Enter dating post-divorce with a child. Could things get any more complicated? Probably, but this seems complicated enough for now. Lucky for me, there’s the World Wide Internet Webs chock-full of dating websites where people in my situation (and weird people) can meet each other with no pressure. Then decide if you’d like to take it a step further and <<gasp>> meet in person.
After a year and a half of no dates/not even being interested in seeking any kind of relationship short or long term, I guess I finally hit the point where I felt like it was time to have a looksee at what the outside world had to offer. So, being that I get out so much <<eye roll>> I signed up for this SUPER fun and addicting (and free) online dating app (with encouragement from friends and prosecco) called Tinder. If you’re single and ready to mingle, do yourself a favor and sign up, even if it’s just for the sheer entertainment of it all.
In theory, Tinder is ridiculously superficial. Essentially, you pick an age range and location, link to your Facebook account and you’re off. You’re presented with pictures of peeps matching your settings and a mere 400 character description. Swipe right if you like them, left if you don’t. If you both like each other, you get a fun chime and you’re a MATCH. Then you can talk to each other in this really inconvenient chat function. And if you hit it off with someone, you exchange numbers and then maybe you go on a date.

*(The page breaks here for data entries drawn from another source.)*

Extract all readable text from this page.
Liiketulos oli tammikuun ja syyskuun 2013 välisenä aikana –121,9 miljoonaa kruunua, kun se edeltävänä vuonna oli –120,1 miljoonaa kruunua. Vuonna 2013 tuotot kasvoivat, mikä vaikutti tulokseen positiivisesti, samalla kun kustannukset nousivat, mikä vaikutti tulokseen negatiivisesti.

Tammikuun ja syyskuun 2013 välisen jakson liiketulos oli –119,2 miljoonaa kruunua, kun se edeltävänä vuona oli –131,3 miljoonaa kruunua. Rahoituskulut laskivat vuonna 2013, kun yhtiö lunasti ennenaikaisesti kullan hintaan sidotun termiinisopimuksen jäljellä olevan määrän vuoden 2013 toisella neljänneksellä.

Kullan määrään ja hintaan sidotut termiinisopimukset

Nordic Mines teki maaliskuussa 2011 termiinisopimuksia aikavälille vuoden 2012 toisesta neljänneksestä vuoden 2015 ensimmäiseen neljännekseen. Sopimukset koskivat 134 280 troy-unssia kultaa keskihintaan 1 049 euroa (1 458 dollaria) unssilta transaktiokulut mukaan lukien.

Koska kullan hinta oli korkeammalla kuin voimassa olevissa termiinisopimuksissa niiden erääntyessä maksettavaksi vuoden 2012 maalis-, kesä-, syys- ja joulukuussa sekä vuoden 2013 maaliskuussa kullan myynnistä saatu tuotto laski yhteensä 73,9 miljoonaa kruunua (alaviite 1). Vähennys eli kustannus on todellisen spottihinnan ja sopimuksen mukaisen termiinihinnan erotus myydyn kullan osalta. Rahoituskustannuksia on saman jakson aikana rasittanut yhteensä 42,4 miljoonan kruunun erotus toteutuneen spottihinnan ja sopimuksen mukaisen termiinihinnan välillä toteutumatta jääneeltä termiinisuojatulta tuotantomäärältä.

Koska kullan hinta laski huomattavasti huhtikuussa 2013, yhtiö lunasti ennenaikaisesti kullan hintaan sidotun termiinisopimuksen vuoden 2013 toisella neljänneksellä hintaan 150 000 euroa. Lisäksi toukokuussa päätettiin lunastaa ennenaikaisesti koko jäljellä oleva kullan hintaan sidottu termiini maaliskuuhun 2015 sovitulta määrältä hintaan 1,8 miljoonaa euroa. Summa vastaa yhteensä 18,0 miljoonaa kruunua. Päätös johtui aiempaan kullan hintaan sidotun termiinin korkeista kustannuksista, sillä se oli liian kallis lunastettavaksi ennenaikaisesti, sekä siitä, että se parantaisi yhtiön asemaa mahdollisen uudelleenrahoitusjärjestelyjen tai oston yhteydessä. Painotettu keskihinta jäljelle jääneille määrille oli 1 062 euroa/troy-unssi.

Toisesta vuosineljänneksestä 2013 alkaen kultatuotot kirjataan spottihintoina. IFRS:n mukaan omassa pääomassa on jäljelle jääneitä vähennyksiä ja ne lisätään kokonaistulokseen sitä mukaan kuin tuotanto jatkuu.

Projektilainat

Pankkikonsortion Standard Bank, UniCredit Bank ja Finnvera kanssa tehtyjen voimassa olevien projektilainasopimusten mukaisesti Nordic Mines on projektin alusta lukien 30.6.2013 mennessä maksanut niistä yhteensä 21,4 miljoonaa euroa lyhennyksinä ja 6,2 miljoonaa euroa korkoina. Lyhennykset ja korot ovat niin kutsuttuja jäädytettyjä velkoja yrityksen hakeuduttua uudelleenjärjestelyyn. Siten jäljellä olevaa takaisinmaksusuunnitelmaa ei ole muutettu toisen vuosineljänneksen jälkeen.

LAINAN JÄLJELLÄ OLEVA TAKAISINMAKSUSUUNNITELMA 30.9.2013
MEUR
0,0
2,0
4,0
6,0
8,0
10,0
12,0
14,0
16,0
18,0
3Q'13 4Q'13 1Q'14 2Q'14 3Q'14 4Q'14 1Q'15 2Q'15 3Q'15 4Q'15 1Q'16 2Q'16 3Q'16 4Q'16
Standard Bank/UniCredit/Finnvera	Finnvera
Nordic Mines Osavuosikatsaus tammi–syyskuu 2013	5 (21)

So, yeah. I just finished up the exchange of numbers/getting to know each other text talk and am setting out on my first first date in 11 years this weekend. He’s 28. Just call me Cougar. We’re headed to a winery for a little tasting/tour and to share a glass. A wise friend once told me to not agree to dinner for the first date because if you don’t hit it off, you’re stuck with their company for at least 2 hours. Good advice, I’d say.
Once setting up said date, I got all teenage girl and had a minor meltdown. But what do I wear? What do I do when we meet? Hug? Cheek kiss? Hand shake? Butt slap? Fist bump? Who pays? Do I offer to pay? Am I overthinking this? Thank goodness this is a first date that involves wine, because I think we can all come to the conclusion I need a glass to relax my nerves. Wish me the best of luck.